Para mim, nestes momentos, o silêncio é o modo de dizer sem falar. De respeitar sendo respeitado. De interiorizar sem alardear. Nunca quebres o silêncio se não for para o melhorar, bem dizia Beethoven que, nestes momentos, bem precisava de ser lembrado. Enfim, mais uma manifestação de futebol com futebulício...

O castigo de Ronaldo
Cristiano Ronaldo foi expulso no jogo contra o Barcelona e apanhou 5 jogos de castigo, ou seja, o mínimo de intervalo regularmente para a punição. Vai daí, alguns media portugueses expressaram o seu veemente protesto por tal suspensão. Assim se vê o patriotismo. Castigos para Ronaldo, nunca mais! A indignação nalguns comentadores fez-me até pensar que estaria perante um caso que só a diplomacia poderia, a custo, esvanecer. Porém, o Presidente da República ou quiça o Primeiro-ministro não ousaram actuar. Insinuou-se que o Ronaldo não simulou o penalty (concordo, ainda que o tenha protestado junto do árbitro), que a palmada nas costas do árbitro não passou de um simpático afago, depois de bem medida a sua intensidade e intencionalidade. Se fosse uma (também leve) bofetada, não sei se diriam que, de tão light, mais pareceria uma carícia. Pouco faltou para se afirmar que seria o árbitro quem deveria ser suspenso por estar no sitio errado no minuto errado. E depois, como disse um amigo meu, «o Ronaldo não pode receber cartões amarelos nem vermelhos, apenas cartões de crédito e de boas festas».

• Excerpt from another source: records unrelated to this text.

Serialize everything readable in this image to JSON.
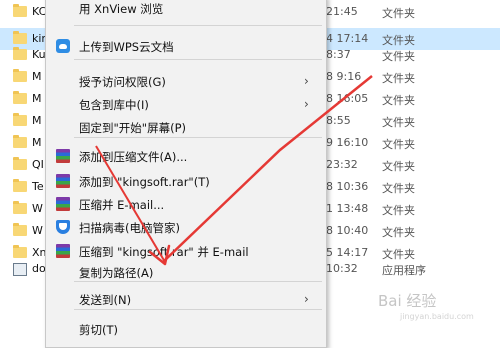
{
  "explorer": {
    "rows": [
      {
        "name": "KC",
        "time": "21:45",
        "type": "文件夹",
        "icon": "folder-icon"
      },
      {
        "name": "kin",
        "time": "4 17:14",
        "type": "文件夹",
        "icon": "folder-icon",
        "selected": true
      },
      {
        "name": "Ku",
        "time": "8:37",
        "type": "文件夹",
        "icon": "folder-icon"
      },
      {
        "name": "M",
        "time": "8 9:16",
        "type": "文件夹",
        "icon": "folder-icon"
      },
      {
        "name": "M",
        "time": "8 16:05",
        "type": "文件夹",
        "icon": "folder-icon"
      },
      {
        "name": "M",
        "time": "8:55",
        "type": "文件夹",
        "icon": "folder-icon"
      },
      {
        "name": "M",
        "time": "9 16:10",
        "type": "文件夹",
        "icon": "folder-icon"
      },
      {
        "name": "QI",
        "time": "23:32",
        "type": "文件夹",
        "icon": "folder-icon"
      },
      {
        "name": "Te",
        "time": "8 10:36",
        "type": "文件夹",
        "icon": "folder-icon"
      },
      {
        "name": "W",
        "time": "1 13:48",
        "type": "文件夹",
        "icon": "folder-icon"
      },
      {
        "name": "W",
        "time": "8 10:40",
        "type": "文件夹",
        "icon": "folder-icon"
      },
      {
        "name": "Xn",
        "time": "5 14:17",
        "type": "文件夹",
        "icon": "folder-icon"
      },
      {
        "name": "do",
        "time": "10:32",
        "type": "应用程序",
        "icon": "app-icon"
      }
    ]
  },
  "menu": {
    "items": [
      {
        "label": "用 XnView 浏览",
        "icon": "",
        "submenu": false
      },
      {
        "label": "上传到WPS云文档",
        "icon": "wps-cloud-icon",
        "submenu": false
      },
      {
        "label": "授予访问权限(G)",
        "icon": "",
        "submenu": true
      },
      {
        "label": "包含到库中(I)",
        "icon": "",
        "submenu": true
      },
      {
        "label": "固定到\"开始\"屏幕(P)",
        "icon": "",
        "submenu": false
      },
      {
        "label": "添加到压缩文件(A)...",
        "icon": "winrar-icon",
        "submenu": false
      },
      {
        "label": "添加到 \"kingsoft.rar\"(T)",
        "icon": "winrar-icon",
        "submenu": false
      },
      {
        "label": "压缩并 E-mail...",
        "icon": "winrar-icon",
        "submenu": false
      },
      {
        "label": "扫描病毒(电脑管家)",
        "icon": "shield-icon",
        "submenu": false
      },
      {
        "label": "压缩到 \"kingsoft.rar\" 并 E-mail",
        "icon": "winrar-icon",
        "submenu": false
      },
      {
        "label": "复制为路径(A)",
        "icon": "",
        "submenu": false
      },
      {
        "label": "发送到(N)",
        "icon": "",
        "submenu": true
      },
      {
        "label": "剪切(T)",
        "icon": "",
        "submenu": false
      }
    ],
    "submenu_arrow": "›"
  },
  "annotation": {
    "color": "#e53935"
  },
  "watermark": {
    "text": "Bai 经验",
    "sub": "jingyan.baidu.com"
  }
}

Eu também acho que em Espanha nada se perdoa a Ronaldo, numa mal disfarçada inveja de não terem um jogador com a sua classe. Não obstante, acho que não devemos reagir do mesmo modo, ainda que de sinal contrário. O grande jogador português tem as suas responsabilidades daí resultantes. Não pode portar-se como um comum atleta e tem de saber gerir as contrariedades da sua exaustivamente escrutinada profissão. Sendo um ícone para muitos jovens, tem responsabilidades acrescidas.
Paciência. Os cafés e os restaurantes têm de suportar uns tantos jogos com o Madrid carente do seu melhor jogador. Para o mês que vem há mais.

Contraluz
Palavra: Ilusão
Ora aqui está uma palavra adoptada do castelhano (ilúsion) e hoje muito dita no jargão futebolístico, mas mal dita como sinónimo de esperança. É que ilusão em português quer dizer engano dos sentidos ou da mente, quimera, e não esperança. Em castelhano, sim, é também sinónimo de esperança, desejo.
Número: 3
Foi o número de jornadas necessárias para se verificar a primeira alteração de treinador numa equipa das duas principais divisões de futebol. Daniel Kenedy, que salvou o Leixões da descida, saiu depois de uma vitória e duas derrotas no comando da equipa Matosinhos, emblema que bem gostaria que regressasse depressa ao escalão maior.
 - Acontecimento
Não é o Tour sequer o Giro de Itália, mas a Vuelta desteano promete com a presença de Froome (a tentar o feito da dobradinha com o Tour, o que não acontece desde 1978, com Bernard Hinault), Contador, Nibali e Fábio Aru, entre outros ciclistas.
Frase: «É o campeonato dos três. O resto é carne para canhão»
(Manuel Machado, treinador do Moreirense)
Depois dos 13-0 desta jornada dos três, não deixa de ter a sua razão aumentada."